With respect to vocational educational basic grant funds, a State may make these funds available to subgrantees for only one academic year. A subgrantee must return any unexpended funds for the State to reallocate. The returned funds will be available for the State to reallocate and for new subgrantees to obligate until September 30, 2002.
With respect to REA funds, beginning with the date of its grant, a State has a three–year period during which to award the REA funds. The State may issue subgrants until the end of that three–year period. In issuing REA local reading improvement subgrants, the State must provide sufficient funds to an LEA to cover a two–year period. In issuing REA tuition assistance subgrants, the State may provide funds for up to a two–year period to an LEA.
Q6. Must a State or subgrantee account for funds that become available on July 1 separately from funds that become available on October 1?
A6. No. However, a State must be able to show that each subgrantee received its correct share of the total FY 2000–appropriated funds consistent with any statutory within–State formula applicable to a program. Moreover, if a State does not award pre–award costs to its subgrantees, the subgrantees must be able to demonstrate that their obligations prior to October 1 do not exceed their allocation of "July 1 funds."

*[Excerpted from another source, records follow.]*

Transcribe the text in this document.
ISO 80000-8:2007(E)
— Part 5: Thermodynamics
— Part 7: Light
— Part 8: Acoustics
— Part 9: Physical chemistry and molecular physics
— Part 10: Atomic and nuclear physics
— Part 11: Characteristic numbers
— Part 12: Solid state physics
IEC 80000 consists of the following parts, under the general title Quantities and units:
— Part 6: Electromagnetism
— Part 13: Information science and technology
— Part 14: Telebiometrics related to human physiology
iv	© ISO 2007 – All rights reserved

Q7. May a State use and permit a subgrantee to use funds it receives on or after October 1 to retroactively fund allowable pre–award costs it may have incurred prior to October 1 in operating its school year 2000–2001 program or REA program?
A7. Yes. In operating its school year 2000–2001 program or REA program, a State may use and may authorize a subgrantee to use funds it receives on or after October 1, 2000 to retroactively fund allowable pre–award costs it may have incurred between the date it was first authorized to begin obligating FY 2000 funds and October 1. (For example, for most States, the date they may begin obligating FY 2000 formula grant funds would be July 1. However, under 34 CFR 76.703, if a State plan were due and were not submitted in substantially approvable form in a timely manner, that State's authority to obligate Federal funds could be delayed.)

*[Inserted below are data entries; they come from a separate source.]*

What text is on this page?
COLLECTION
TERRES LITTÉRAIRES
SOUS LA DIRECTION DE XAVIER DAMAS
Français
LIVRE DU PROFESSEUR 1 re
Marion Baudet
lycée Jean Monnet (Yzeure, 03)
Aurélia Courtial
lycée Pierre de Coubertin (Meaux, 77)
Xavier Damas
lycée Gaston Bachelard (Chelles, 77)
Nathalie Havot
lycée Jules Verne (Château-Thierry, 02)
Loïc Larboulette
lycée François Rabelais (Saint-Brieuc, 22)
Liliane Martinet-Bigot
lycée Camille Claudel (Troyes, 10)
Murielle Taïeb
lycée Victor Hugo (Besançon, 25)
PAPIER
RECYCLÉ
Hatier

The obligation of pre–award costs is made at the State or local level on the first day of the supplemental grant or subgrant period––i.e., a date on or after October 1. They must be costs that would be allowable if incurred after the date of the award and must be approved, in writing, by the Department (in the case of State grants) or the State (in the case of State subgrants).
Q8. If a program has a limitation on the amount of funds that may be carried over to the following fiscal year, how is that amount calculated?
A8. Under Part A of Title I of the ESEA, a local educational agency (LEA) may not carry over to the 2001–2002 school year more than 15% of the basic and concentration grant funds it receives for FY 2000. Similarly, under the Safe and Drug–Free Schools and Communities Program, an LEA generally may not carry over more than 25% of the total amount it receives for FY 2000. These caps are calculated on the total allocation an LEA receives from its July 1 and October 1 installments.